Es por ello que una vez que finalice este plan y hasta que se envíe y trate la nueva norma en el Congreso Nacional, habrá una prórroga para la entrega voluntaria del arma pero "sin el pago del incentivo", aclaró Fernández.
"Después de este proceso, el que tenga un arma en su poder tiene que estar ajustado a la norma, tiene que estar apto y el arma reconocida por el Estado, el que no lo tenga así pagará con la pena de prisión como en cualquier otro país", enfatizó el Ministro del Interior.
En ese sentido, el funcionario contó que el objetivo una vez modificada la ley será que aquel que quiera tener un arma debe someterse y aprobar "exámenes de aptitud física y psíquica, demostrar el conocimiento ante profesionales del uso y manipulación del arma y justificar el ingreso fijo mensual".

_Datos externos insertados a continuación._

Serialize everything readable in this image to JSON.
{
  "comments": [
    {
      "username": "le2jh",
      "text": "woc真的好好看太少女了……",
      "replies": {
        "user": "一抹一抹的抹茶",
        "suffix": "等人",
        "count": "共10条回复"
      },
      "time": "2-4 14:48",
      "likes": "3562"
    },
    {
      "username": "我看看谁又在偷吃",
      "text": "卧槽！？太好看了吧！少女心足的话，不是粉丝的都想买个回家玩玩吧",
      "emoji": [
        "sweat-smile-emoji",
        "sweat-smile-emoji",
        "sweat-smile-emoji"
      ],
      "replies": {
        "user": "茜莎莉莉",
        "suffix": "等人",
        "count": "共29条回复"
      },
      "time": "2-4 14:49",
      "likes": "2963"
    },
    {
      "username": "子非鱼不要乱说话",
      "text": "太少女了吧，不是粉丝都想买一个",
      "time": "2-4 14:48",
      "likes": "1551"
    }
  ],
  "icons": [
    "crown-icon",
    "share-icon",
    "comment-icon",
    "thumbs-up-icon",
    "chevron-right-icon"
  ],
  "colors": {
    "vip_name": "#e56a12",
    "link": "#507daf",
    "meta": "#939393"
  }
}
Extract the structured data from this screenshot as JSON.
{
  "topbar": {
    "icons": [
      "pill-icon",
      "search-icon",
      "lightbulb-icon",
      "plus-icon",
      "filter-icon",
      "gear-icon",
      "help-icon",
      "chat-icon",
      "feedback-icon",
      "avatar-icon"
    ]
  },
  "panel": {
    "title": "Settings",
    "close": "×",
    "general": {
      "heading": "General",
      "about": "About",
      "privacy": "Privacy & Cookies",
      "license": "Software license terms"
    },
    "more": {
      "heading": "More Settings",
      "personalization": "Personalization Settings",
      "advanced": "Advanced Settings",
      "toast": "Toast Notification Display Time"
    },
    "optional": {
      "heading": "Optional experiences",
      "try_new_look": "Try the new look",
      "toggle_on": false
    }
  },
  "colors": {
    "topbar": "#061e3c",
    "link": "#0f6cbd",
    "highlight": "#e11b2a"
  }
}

"Si cumplen con estos requisitos básicos podrá tener el arma, pero no podrán portarla", especificó el titular de la cartera política.
"Vamos a hacer una Ley para que se penalice a aquel que tenga un arma que no esté reconocida por el Estado", insistió Fernández en una charla con la prensa luego de la reunión formal en la que se hizo el balance del programa.
Antes de retirarse, Fernández destacó un detalle del proceso de este plan: "Más del 90 por ciento de los que poseen armas son hombres, pero para su entrega pasó a la inversa; casi el 95 por ciento de los que dieron el arma para su destrucción fueron mujeres".
"Hay que convencerse de que tener un arma en la casa puede ser más perjudicial que beneficioso, ya que puede traer muchos problemas", cerró la charla Fernández.